Встречать входящие в гавань корабли с недавних пор стало привычкой Ганнона. Заслышав удары колокола, он шёл к причалам. Стоя в стороне, он молча смотрел, как корабль приставал к берегу, как спускали доски, как по ним сходили моряки. По запаху и другим знакомым ему приметам Ганнон определял, откуда пришёл корабль. Гаулы из Египта и страны Ханаан пахли нардом.[102]
Триеры из Италии приносили в гавань удушливую вонь овчинных шкур и запахи сосновой смолы. Сицилийские корабли пахли серой и рыбой. Кипрские суда источали аромат кипариса, которым стелют пол, и кедра, которым покрывают стены.Когда разгрузка заканчивалась и сходни поднимались на борт, Ганнон возвращался домой или шёл к своей амфоре в «Серебряный якорь». Что его заставляло встречать чужие корабли? Если бы его об этом спросили, Ганнон, наверное, не смог бы объяснить. «Сын бури» погиб у Кум на его глазах. Но была ли Синта на корабле во время сражения? Этого Ганнон не знал. В глубине души ещё теплилась надежда, что его любимая жива. И он жил этой надеждой.
Вот и теперь, оставив недопитым вино, Ганнон встал и пошёл навстречу кораблю, рассекающему чёрные воды Кофона своим крутым носом. Это была купеческая гаула, широкая, с глубокой осадкой. Такие корабли ходили по волнам Внутреннего моря от Тира до Массилии.
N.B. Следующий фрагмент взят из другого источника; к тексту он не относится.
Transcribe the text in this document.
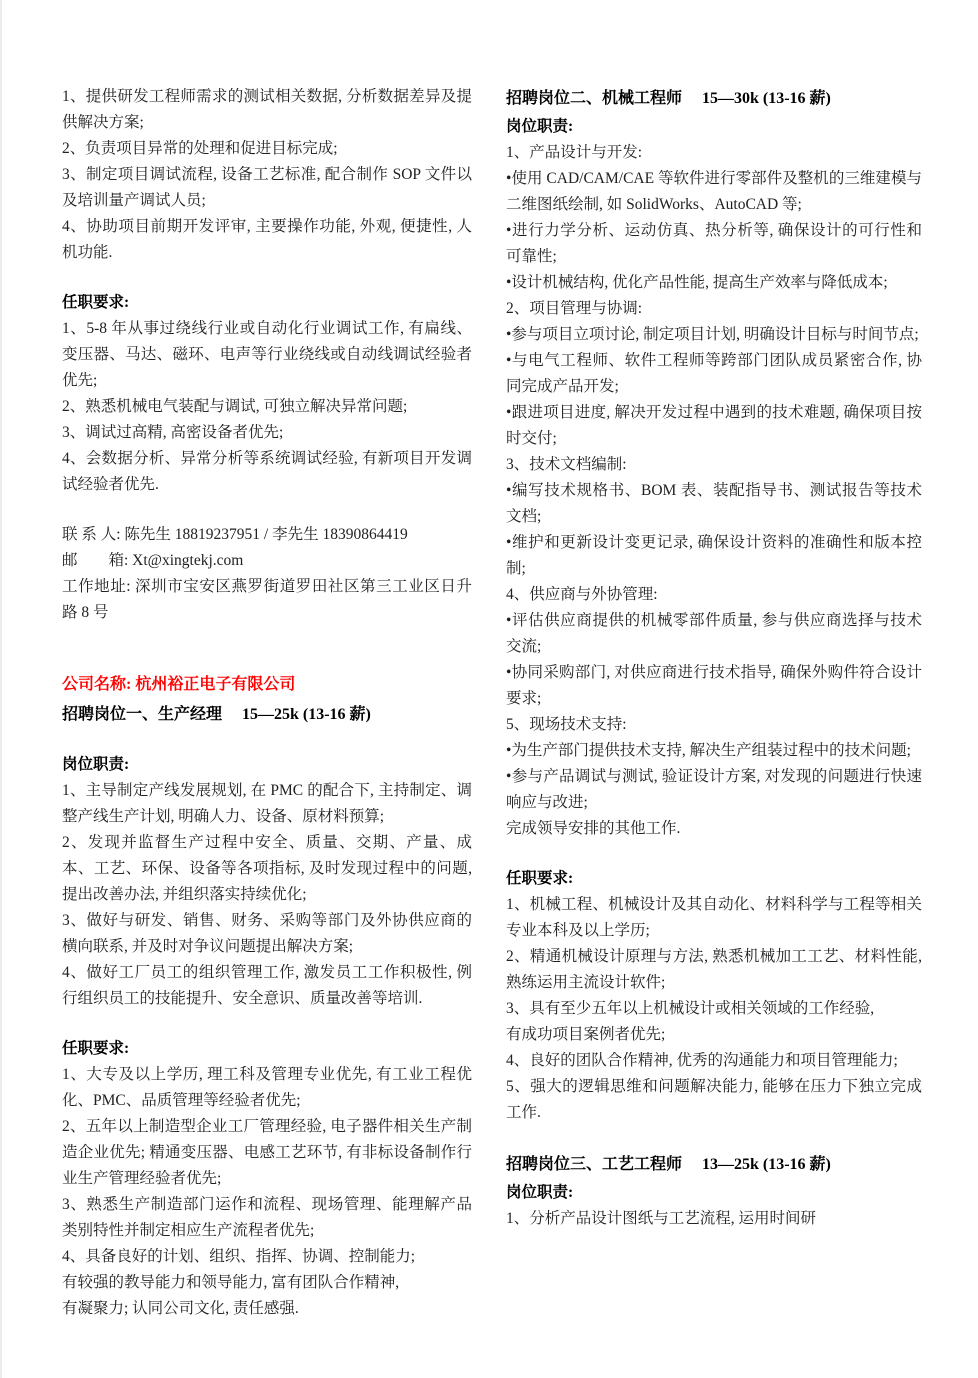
1、提供研发工程师需求的测试相关数据, 分析数据差异及提供解决方案;

2、负责项目异常的处理和促进目标完成;

3、制定项目调试流程, 设备工艺标准, 配合制作 SOP 文件以及培训量产调试人员;

4、协助项目前期开发评审, 主要操作功能, 外观, 便捷性, 人机功能.

任职要求:

1、5-8 年从事过绕线行业或自动化行业调试工作, 有扁线、变压器、马达、磁环、电声等行业绕线或自动线调试经验者优先;

2、熟悉机械电气装配与调试, 可独立解决异常问题;

3、调试过高精, 高密设备者优先;

4、会数据分析、异常分析等系统调试经验, 有新项目开发调试经验者优先.

联 系 人: 陈先生 18819237951 / 李先生 18390864419

邮　　箱: Xt@xingtekj.com

工作地址: 深圳市宝安区燕罗街道罗田社区第三工业区日升路 8 号

公司名称: 杭州裕正电子有限公司

招聘岗位一、生产经理　 15—25k (13-16 薪)

岗位职责:

1、主导制定产线发展规划, 在 PMC 的配合下, 主持制定、调整产线生产计划, 明确人力、设备、原材料预算;

2、发现并监督生产过程中安全、质量、交期、产量、成本、工艺、环保、设备等各项指标, 及时发现过程中的问题, 提出改善办法, 并组织落实持续优化;

3、做好与研发、销售、财务、采购等部门及外协供应商的横向联系, 并及时对争议问题提出解决方案;

4、做好工厂员工的组织管理工作, 激发员工工作积极性, 例行组织员工的技能提升、安全意识、质量改善等培训.

任职要求:

1、大专及以上学历, 理工科及管理专业优先, 有工业工程优化、PMC、品质管理等经验者优先;

2、五年以上制造型企业工厂管理经验, 电子器件相关生产制造企业优先; 精通变压器、电感工艺环节, 有非标设备制作行业生产管理经验者优先;

3、熟悉生产制造部门运作和流程、现场管理、能理解产品类别特性并制定相应生产流程者优先;

4、具备良好的计划、组织、指挥、协调、控制能力;

有较强的教导能力和领导能力, 富有团队合作精神,

有凝聚力; 认同公司文化, 责任感强.

招聘岗位二、机械工程师　 15—30k (13-16 薪)

岗位职责:

1、产品设计与开发:

•使用 CAD/CAM/CAE 等软件进行零部件及整机的三维建模与二维图纸绘制, 如 SolidWorks、AutoCAD 等;

•进行力学分析、运动仿真、热分析等, 确保设计的可行性和可靠性;

•设计机械结构, 优化产品性能, 提高生产效率与降低成本;

2、项目管理与协调:

•参与项目立项讨论, 制定项目计划, 明确设计目标与时间节点;

•与电气工程师、软件工程师等跨部门团队成员紧密合作, 协同完成产品开发;

•跟进项目进度, 解决开发过程中遇到的技术难题, 确保项目按时交付;

3、技术文档编制:

•编写技术规格书、BOM 表、装配指导书、测试报告等技术文档;

•维护和更新设计变更记录, 确保设计资料的准确性和版本控制;

4、供应商与外协管理:

•评估供应商提供的机械零部件质量, 参与供应商选择与技术交流;

•协同采购部门, 对供应商进行技术指导, 确保外购件符合设计要求;

5、现场技术支持:

•为生产部门提供技术支持, 解决生产组装过程中的技术问题;

•参与产品调试与测试, 验证设计方案, 对发现的问题进行快速响应与改进;

完成领导安排的其他工作.

任职要求:

1、机械工程、机械设计及其自动化、材料科学与工程等相关专业本科及以上学历;

2、精通机械设计原理与方法, 熟悉机械加工工艺、材料性能, 熟练运用主流设计软件;

3、具有至少五年以上机械设计或相关领域的工作经验,

有成功项目案例者优先;

4、良好的团队合作精神, 优秀的沟通能力和项目管理能力;

5、强大的逻辑思维和问题解决能力, 能够在压力下独立完成工作.

招聘岗位三、工艺工程师　 13—25k (13-16 薪)

岗位职责:

1、分析产品设计图纸与工艺流程, 运用时间研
Ганнон наблюдал, как матросы, ловко поймав канаты, заматывали их вокруг свай, как корабль подтянули к берегу и укрепили сходни. По одежде и говору моряков Ганнон догадался, что гаула прибыла из Гадеса. Ему вспомнилось то счастливое время, когда ликующий Гадес встречал его корабли.
Ганнон бросил взгляд на трап. По нему спускались чернокожий мальчик и худой, бледный юноша в просторном плаще с чужого плеча.
«Гискон!» Ганнон бросился навстречу другу. Они обнялись, оба плакали от счастья.
— А Синта? Где же Синта? — нетерпеливо спрашивал Ганнон. И вот он уже слышит о том, что произошло на палубе захваченного пиратами корабля.
— Она просила передать тебе, что позор не коснулся её! — Гискон едва сдерживался, чтобы не зарыдать.
Веки Ганнона опущены, губы плотно сжаты. Только по побелевшим кончикам пальцев, сжимавших край стола, можно догадаться об охвативших его чувствах.
— Итак, после Хреты Мастарна повёл корабль сразу на север? Но как этруск заставил своих гребцов снова сесть за вёсла?
Гискон рассказал о том, как Мастарна высадился на берег, как вероломно захватил чернокожих.
Ганнон взглянул на Дауда:
— И он был среди них?
Гискон кивнул:
— Да, и он. Мы вместе с ним переносили и голод и боль. Рабство сделало меня и Дауда братьями.
Чернокожий мальчик улыбнулся, показав белые, как морская пена, зубы.
— Дауд и Гискон — братья, — сказал он, медленно выговаривая слова.
— Я обещал Дауду помочь вернуться на родину…
— На родину… — в раздумье повторил Ганнон. — Помнишь, Мидаклит рассказывал о моряках, позабывших родину. Они выпили сок лотоса и опьянели. Какие только вина я ни пью, но не могу забыть мою родину! Но я не могу и забыть о том, как она ко мне несправедлива.